The primary outcome was the variation in delirium-free assessments in the two groups, within 14 days or before ICU discharge, as an indicator of delirium prevalence. Secondary outcomes calculated for the patients without delirium or coma, delirium and coma-free duration, delirium severity (measured via CAM-S score), rescue therapies implemented, repeated sleep assessments (Richards–Campbell’s Questionnaire at the bedside and Little’s Questionnaire at 2–14 days after discharge), LOS (ICU and hospital) improvement of cognition and attention and mortality with a follow-up of 90 days. Serious adverse events (SAEs) reported mortality, unexpected or morbidity (presumed to be) associated with the intervention.

The primary outcome, variations in delirium-free evaluations, were analysed using Mann–Whitney U test, along with a longitudinal analysis for repeat participant exams and generalised estimating equations (GEE) for fixed effects of treatment, time, and their interplay. Delirium was examined, with univariate logistic regression demarcating patients as with or without manifesting delirium during the study. Medications, non-pharmacological delirium treatments, mechanical ventilation, and differences in LOS and ICU mortality were evaluated with univariate logistic regression. Cox proportional hazards and Kaplan–Meier curves modelled and presented the 90 days hospital mortality. For the statistical analysis, the investigators chose Stata V15 (Stata- Corp LLC).

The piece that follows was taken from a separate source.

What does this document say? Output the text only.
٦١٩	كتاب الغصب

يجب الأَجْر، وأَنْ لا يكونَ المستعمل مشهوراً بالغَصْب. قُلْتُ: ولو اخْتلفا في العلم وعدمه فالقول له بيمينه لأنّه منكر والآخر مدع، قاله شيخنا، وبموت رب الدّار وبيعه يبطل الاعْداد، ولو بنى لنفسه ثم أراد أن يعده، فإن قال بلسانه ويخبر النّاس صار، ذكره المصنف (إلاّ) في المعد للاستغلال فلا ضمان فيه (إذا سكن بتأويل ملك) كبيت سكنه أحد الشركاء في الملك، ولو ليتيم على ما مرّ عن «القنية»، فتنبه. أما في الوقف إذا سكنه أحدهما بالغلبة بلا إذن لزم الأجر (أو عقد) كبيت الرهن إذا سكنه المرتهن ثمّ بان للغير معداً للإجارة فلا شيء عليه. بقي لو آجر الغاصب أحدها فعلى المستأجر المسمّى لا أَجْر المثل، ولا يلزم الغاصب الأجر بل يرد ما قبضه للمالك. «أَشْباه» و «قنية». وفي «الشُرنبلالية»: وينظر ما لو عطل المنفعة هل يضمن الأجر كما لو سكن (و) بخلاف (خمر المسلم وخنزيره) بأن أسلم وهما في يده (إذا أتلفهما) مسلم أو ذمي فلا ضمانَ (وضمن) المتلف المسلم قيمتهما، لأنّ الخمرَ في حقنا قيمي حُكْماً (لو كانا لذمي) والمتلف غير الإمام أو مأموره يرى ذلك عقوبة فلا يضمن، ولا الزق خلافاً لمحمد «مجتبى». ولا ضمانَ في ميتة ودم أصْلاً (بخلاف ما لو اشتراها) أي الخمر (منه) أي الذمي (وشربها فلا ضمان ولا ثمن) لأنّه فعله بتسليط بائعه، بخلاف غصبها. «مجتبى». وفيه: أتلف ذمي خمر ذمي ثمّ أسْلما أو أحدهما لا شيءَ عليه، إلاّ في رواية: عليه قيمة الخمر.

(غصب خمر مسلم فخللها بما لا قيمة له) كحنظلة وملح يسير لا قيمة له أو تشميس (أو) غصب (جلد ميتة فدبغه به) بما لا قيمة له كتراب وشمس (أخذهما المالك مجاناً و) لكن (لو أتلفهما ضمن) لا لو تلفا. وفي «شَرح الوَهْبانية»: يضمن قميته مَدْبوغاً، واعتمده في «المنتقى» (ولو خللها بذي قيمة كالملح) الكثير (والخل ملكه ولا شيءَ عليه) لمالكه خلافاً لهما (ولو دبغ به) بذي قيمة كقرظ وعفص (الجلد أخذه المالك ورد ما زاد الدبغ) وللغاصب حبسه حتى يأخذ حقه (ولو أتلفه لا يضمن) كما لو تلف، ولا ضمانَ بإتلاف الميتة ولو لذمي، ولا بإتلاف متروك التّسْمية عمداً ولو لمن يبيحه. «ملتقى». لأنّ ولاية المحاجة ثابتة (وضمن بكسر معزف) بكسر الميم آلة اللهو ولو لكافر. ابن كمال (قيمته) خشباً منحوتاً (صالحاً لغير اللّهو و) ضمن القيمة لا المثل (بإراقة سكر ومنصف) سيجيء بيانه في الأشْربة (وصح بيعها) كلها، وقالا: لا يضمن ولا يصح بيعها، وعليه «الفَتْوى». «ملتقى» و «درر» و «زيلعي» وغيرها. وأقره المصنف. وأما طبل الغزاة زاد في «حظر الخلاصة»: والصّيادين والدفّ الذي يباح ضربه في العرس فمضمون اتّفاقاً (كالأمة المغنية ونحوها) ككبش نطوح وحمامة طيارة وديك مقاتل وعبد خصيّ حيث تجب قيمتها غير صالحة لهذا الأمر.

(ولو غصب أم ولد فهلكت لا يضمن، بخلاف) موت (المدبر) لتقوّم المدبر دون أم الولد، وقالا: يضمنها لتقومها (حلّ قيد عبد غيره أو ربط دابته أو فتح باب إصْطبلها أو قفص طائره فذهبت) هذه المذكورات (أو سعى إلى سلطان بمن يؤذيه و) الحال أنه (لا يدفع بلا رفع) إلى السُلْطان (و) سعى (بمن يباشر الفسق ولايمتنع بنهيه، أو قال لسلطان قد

The median number of assessments was 5 (melatonin group) and 6 (placebo group) for each patient. There were missing assessments in 17.1% of the population. The sample size was increased by 15% to counter the chasm. From all the time points examined, 78.7% were delirium-free, with no characteristic variation between patients under melatonin (79.4%) or placebo (77.9%). Moreover, no significant differences in mechanical ventilation duration, LOS, ICU readmission, or mortality outcomes in the proportion of delirium-free assessments per patient between melatonin (79.2%) and placebo (80%) pools (p = 0.457), and no difference in total patients, free from delirium or coma throughout the study [193 (46.1%) vs 216 (51.2%)] was observed. Additionally, no significant effect of treatment, interaction between treatment and time, with or without adjustment for age and gender, was recorded. The same patterns were observed regarding antipsychotics, benzodiazepines, or physical restraints. Irrespective of the treatment, there was a consistent effect of time on diminishing the chances of delirium presentation.

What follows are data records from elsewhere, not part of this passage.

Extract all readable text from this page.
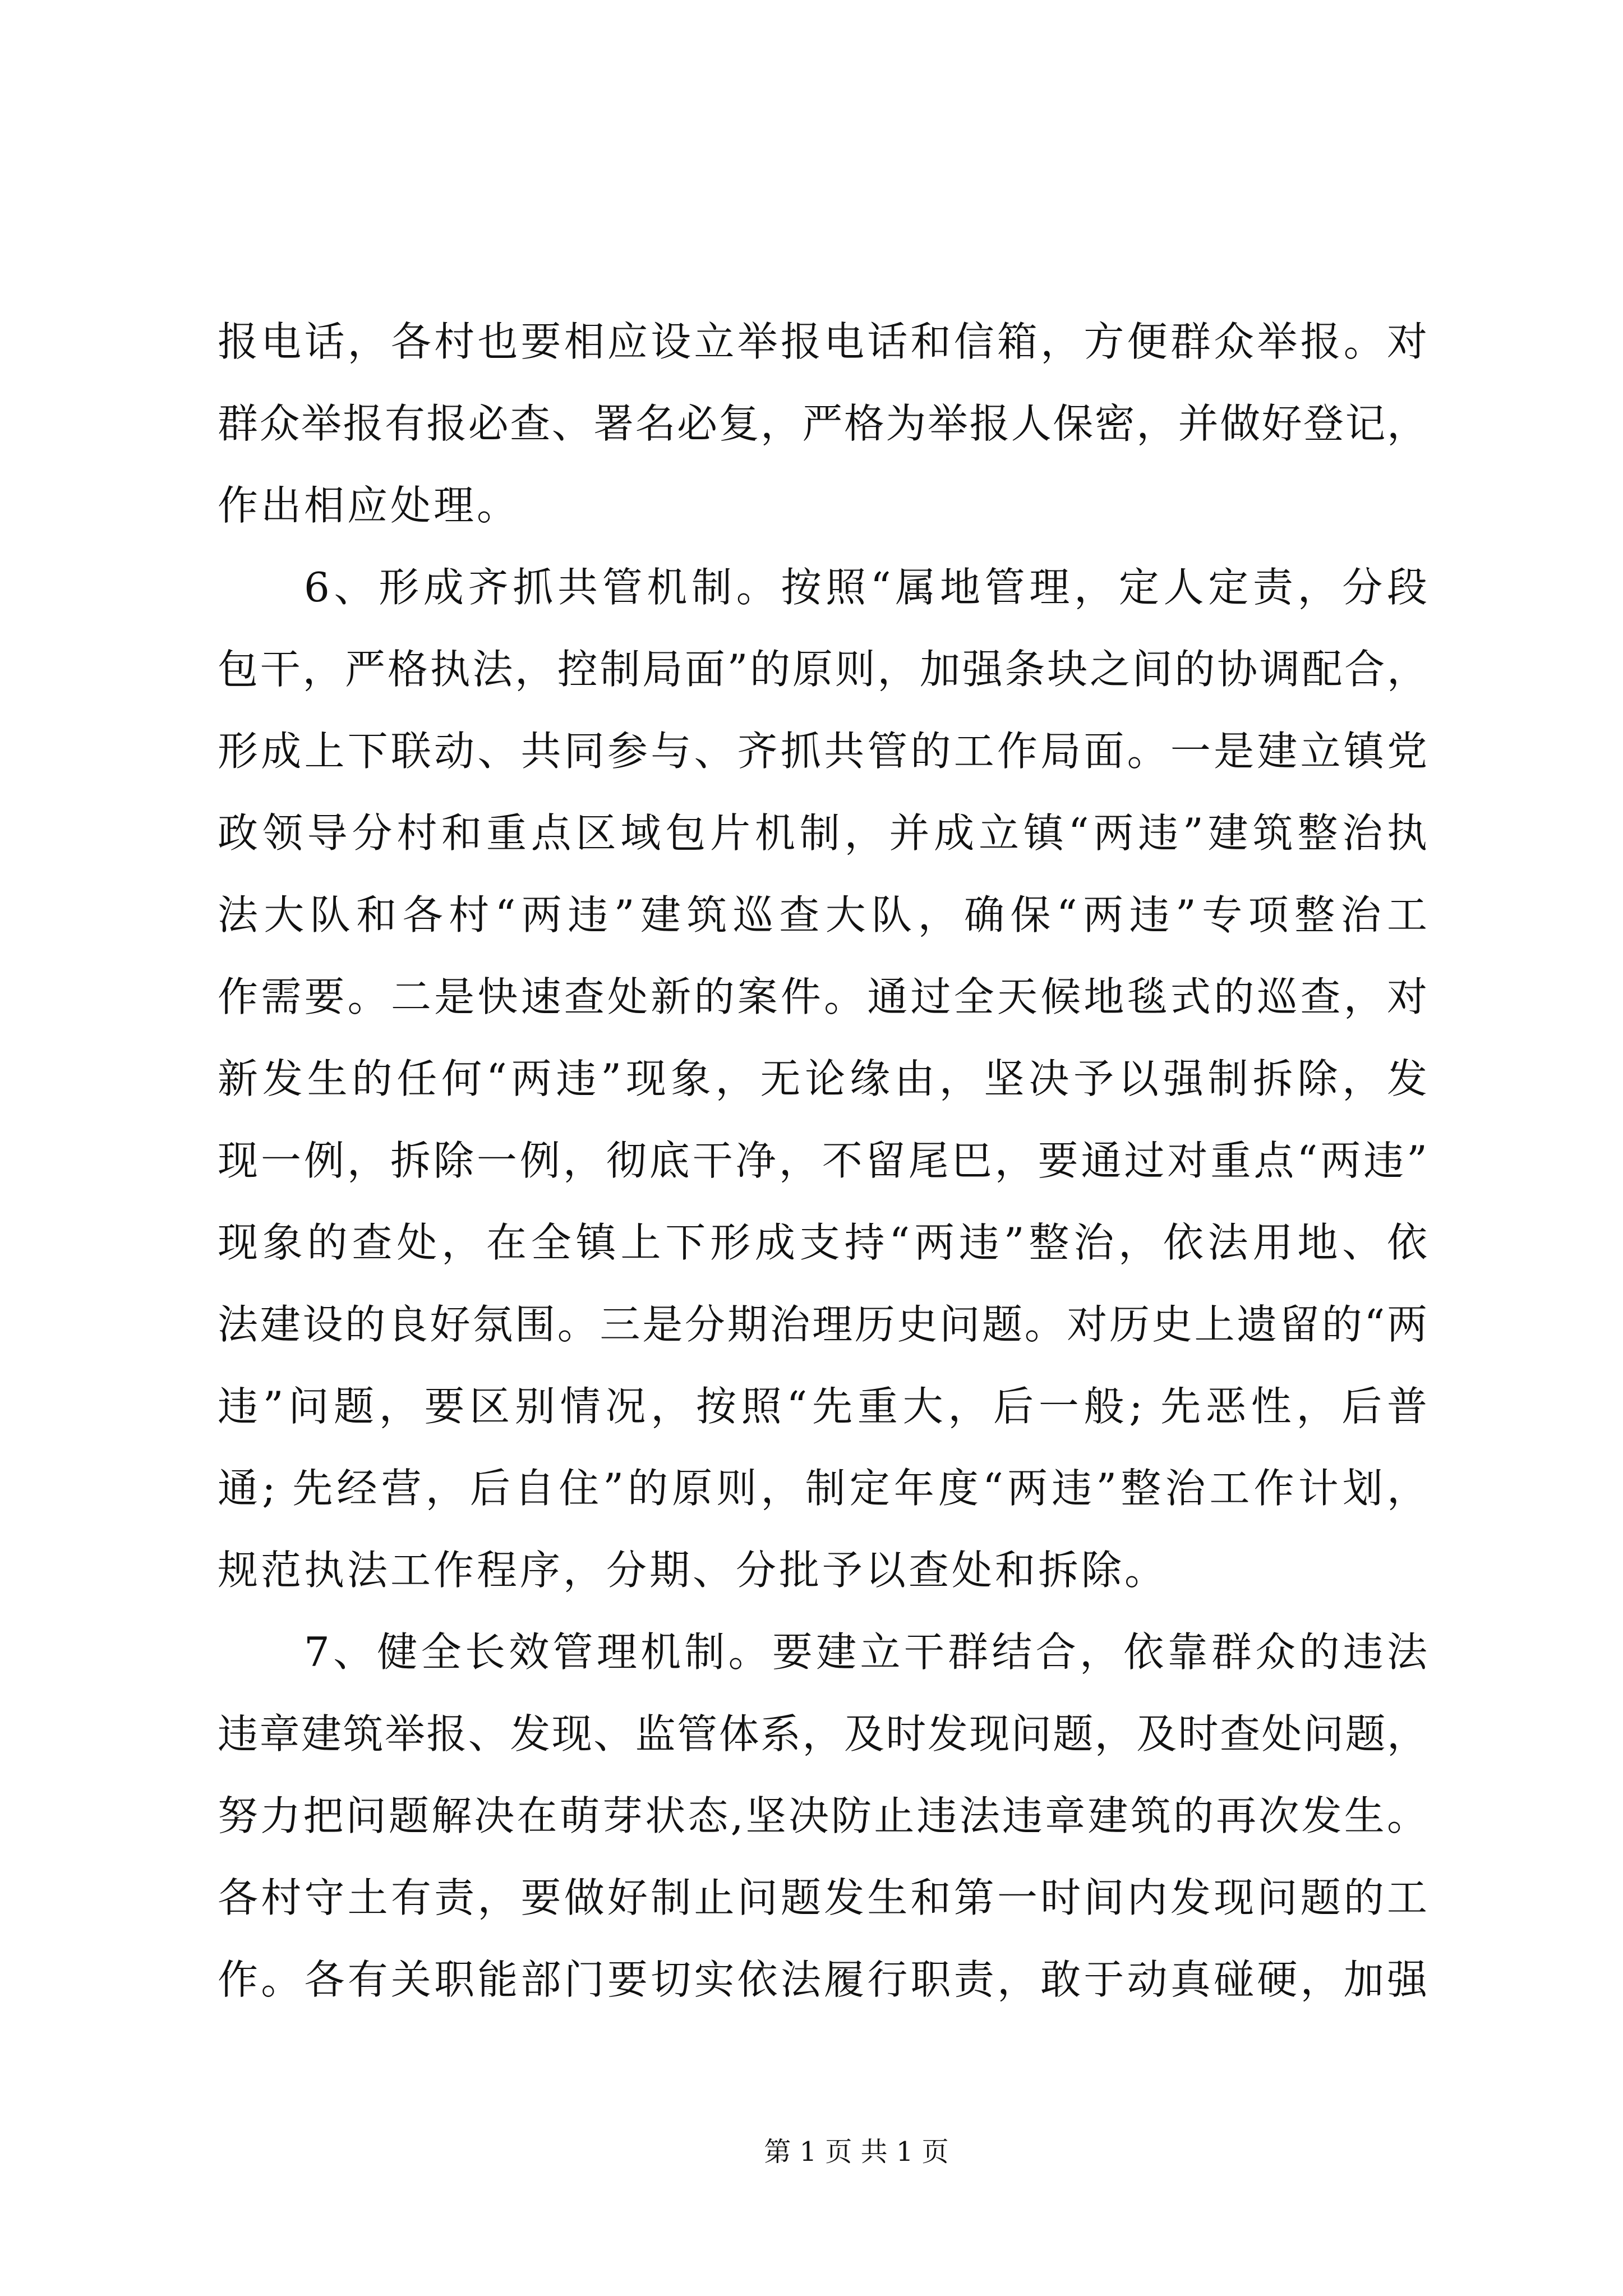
报电话，各村也要相应设立举报电话和信箱，方便群众举报。对
群众举报有报必查、署名必复，严格为举报人保密，并做好登记，
作出相应处理。
6、形成齐抓共管机制。按照“属地管理，定人定责，分段
包干，严格执法，控制局面”的原则，加强条块之间的协调配合，
形成上下联动、共同参与、齐抓共管的工作局面。一是建立镇党
政领导分村和重点区域包片机制，并成立镇“两违”建筑整治执
法大队和各村“两违”建筑巡查大队，确保“两违”专项整治工
作需要。二是快速查处新的案件。通过全天候地毯式的巡查，对
新发生的任何“两违”现象，无论缘由，坚决予以强制拆除，发
现一例，拆除一例，彻底干净，不留尾巴，要通过对重点“两违”
现象的查处，在全镇上下形成支持“两违”整治，依法用地、依
法建设的良好氛围。三是分期治理历史问题。对历史上遗留的“两
违”问题，要区别情况，按照“先重大，后一般; 先恶性，后普
通; 先经营，后自住”的原则，制定年度“两违”整治工作计划，
规范执法工作程序，分期、分批予以查处和拆除。
7、健全长效管理机制。要建立干群结合，依靠群众的违法
违章建筑举报、发现、监管体系，及时发现问题，及时查处问题，
努力把问题解决在萌芽状态,坚决防止违法违章建筑的再次发生。
各村守土有责，要做好制止问题发生和第一时间内发现问题的工
作。各有关职能部门要切实依法履行职责，敢于动真碰硬，加强
第 1 页 共 1 页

STUDY STRENGTHS & LIMITATIONS

Strengths

• As of its publication, this is the largest RCT of melatonin for delirium prevention. 
• All analysed patients had extensive follow-up data, including mortality and LOS. 
• The intervention and primary outcome assessment were limited to ICU, which increases homogenisation and specificity.
• Delirium-free assessments were more frequent than anticipated.

Limitations

• The intervention and primary outcome assessment were limited to ICU population, thereby preventing the detection of melatonin’s long-term effects and prohibiting universal assumptions.
• There were missing assessments, and the investigators increased the sample size to offset the omissions, but this may have been deficient. 
• Since there is no specific approved dosing strategy, the dose may have been inadequate. Moreover, a modification in the dosing modality and frequency may produce a more successful outcome, even though the study verified the enteral absorption of melatonin. 

TAKE-HOME MESSAGES

In this large RCT with 847 ICU patients, the early and continued melatonin administration for a maximum of 14 consecutive days did not yield a difference in the prevalence of delirium compared to placebo. The rate of delirium-free assessments was 79.2% in the melatonin group and 80% in the placebo group, producing a non-significant variation. The secondary outcomes were also similar in both groups; therefore, the results of this study do not encourage the preemptive routine administration of melatonin to avert delirium in an ICU population.

This article review was prepared and submitted by Dimitrios Papadopoulos MD, MSc, PhD, Senior Consultant in Intensive Care Medicine, General Hospital of Larisa, Larisa, Greece, on behalf of the ESICM Journal Review Club.